Le pouvoir est un script disaient Hadjadji et Tesquet. Clément Pouré en montre les réalités. Il nous montre la réalité du bossware, en descendant dans les logiciels développés par Hubstaff, Time Doctor, FlexiSPy, CleverControl… capables de montrer l’activité d’un employé sur son ordinateur dans le plus total détail. Celle-ci s’étend très souvent aux réseaux sociaux où les propos des employés sont de plus en plus évoqués dans des entretiens préalables au licenciement. D’un outil l’autre, la plateformisation du travail progresse. Et l’IA ne va rien améliorer. « Les biais, au fond, n’existent pas. Les discriminations relèvent du fonctionnement naturel de l’IA », constate, désabusé, le journaliste. Dans la banque, les conseillers n’ont plus comme fonction que de valider des contenus standardisés et sont de plus en plus dédiés à des objectifs commerciaux. Leur travail consiste à passer un certain nombre d’appels par jours et à répondre à encore plus de mails. L’efficacité est mesurée, qu’importe les difficultés des clients… Dans certaines banques, le nombre de conseillers n’est que de quelques milliers pour gérer des millions de clients. 
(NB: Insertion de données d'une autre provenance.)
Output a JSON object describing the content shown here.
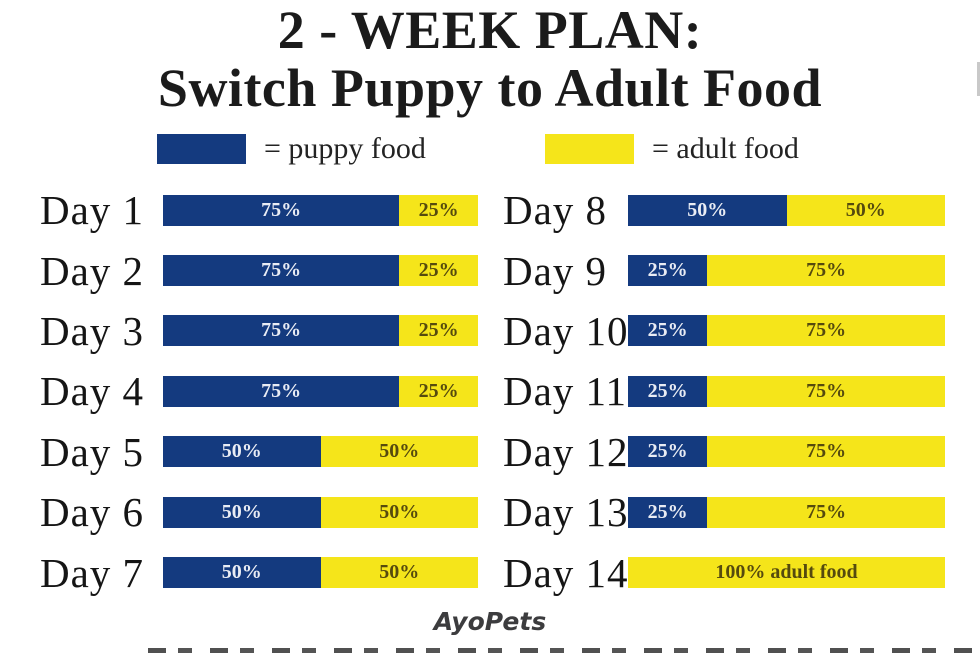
{
  "title": {
    "line1": "2 - WEEK PLAN:",
    "line2": "Switch Puppy to Adult Food"
  },
  "legend": {
    "puppy_label": "= puppy food",
    "adult_label": "= adult food"
  },
  "colors": {
    "puppy_blue": "#143a7f",
    "adult_yellow": "#f5e51a"
  },
  "footer": {
    "brand": "AyoPets"
  },
  "chart_data": {
    "type": "bar",
    "subtype": "horizontal_stacked_percent",
    "title": "2 - WEEK PLAN: Switch Puppy to Adult Food",
    "legend_entries": [
      "= puppy food",
      "= adult food"
    ],
    "series": [
      {
        "name": "puppy food",
        "color": "#143a7f"
      },
      {
        "name": "adult food",
        "color": "#f5e51a"
      }
    ],
    "layout": {
      "columns": 2,
      "left_column": [
        "Day 1",
        "Day 2",
        "Day 3",
        "Day 4",
        "Day 5",
        "Day 6",
        "Day 7"
      ],
      "right_column": [
        "Day 8",
        "Day 9",
        "Day 10",
        "Day 11",
        "Day 12",
        "Day 13",
        "Day 14"
      ],
      "value_labels": "inside"
    },
    "rows": [
      {
        "day": "Day 1",
        "puppy_pct": 75,
        "adult_pct": 25,
        "puppy_label": "75%",
        "adult_label": "25%"
      },
      {
        "day": "Day 2",
        "puppy_pct": 75,
        "adult_pct": 25,
        "puppy_label": "75%",
        "adult_label": "25%"
      },
      {
        "day": "Day 3",
        "puppy_pct": 75,
        "adult_pct": 25,
        "puppy_label": "75%",
        "adult_label": "25%"
      },
      {
        "day": "Day 4",
        "puppy_pct": 75,
        "adult_pct": 25,
        "puppy_label": "75%",
        "adult_label": "25%"
      },
      {
        "day": "Day 5",
        "puppy_pct": 50,
        "adult_pct": 50,
        "puppy_label": "50%",
        "adult_label": "50%"
      },
      {
        "day": "Day 6",
        "puppy_pct": 50,
        "adult_pct": 50,
        "puppy_label": "50%",
        "adult_label": "50%"
      },
      {
        "day": "Day 7",
        "puppy_pct": 50,
        "adult_pct": 50,
        "puppy_label": "50%",
        "adult_label": "50%"
      },
      {
        "day": "Day 8",
        "puppy_pct": 50,
        "adult_pct": 50,
        "puppy_label": "50%",
        "adult_label": "50%"
      },
      {
        "day": "Day 9",
        "puppy_pct": 25,
        "adult_pct": 75,
        "puppy_label": "25%",
        "adult_label": "75%"
      },
      {
        "day": "Day 10",
        "puppy_pct": 25,
        "adult_pct": 75,
        "puppy_label": "25%",
        "adult_label": "75%"
      },
      {
        "day": "Day 11",
        "puppy_pct": 25,
        "adult_pct": 75,
        "puppy_label": "25%",
        "adult_label": "75%"
      },
      {
        "day": "Day 12",
        "puppy_pct": 25,
        "adult_pct": 75,
        "puppy_label": "25%",
        "adult_label": "75%"
      },
      {
        "day": "Day 13",
        "puppy_pct": 25,
        "adult_pct": 75,
        "puppy_label": "25%",
        "adult_label": "75%"
      },
      {
        "day": "Day 14",
        "puppy_pct": 0,
        "adult_pct": 100,
        "puppy_label": "",
        "adult_label": "100% adult food"
      }
    ]
  }
}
Derrière la manière dont les nouveaux contremaîtres numériques s’en prennent aux employés, il faut saisir que ces contremaîtres eux-mêmes sont une ligne une ligne budgétaire à optimiser. Comme on l’a vu dans le service client ou dans la modération chez Meta. Le travail est en passe de devenir partout une optimisation à flux tendu, sans aucune marge de manœuvre. 

La comptabilité a pris le pouvoir, la machine à profit tourne pour elle-même. Les conséquences concrètes, elles, n’entrent plus en ligne de compte. « Le numérique commande, le numérique surveille, le numérique punit », nous disait déjà Karen Levy. Clément Pouré nous montre que ce numérique là est en passe de s’immiscer partout dans le monde du travail, sans échappatoire.  

Hubert Guillaud

La couverture du livre de Clément Pouré.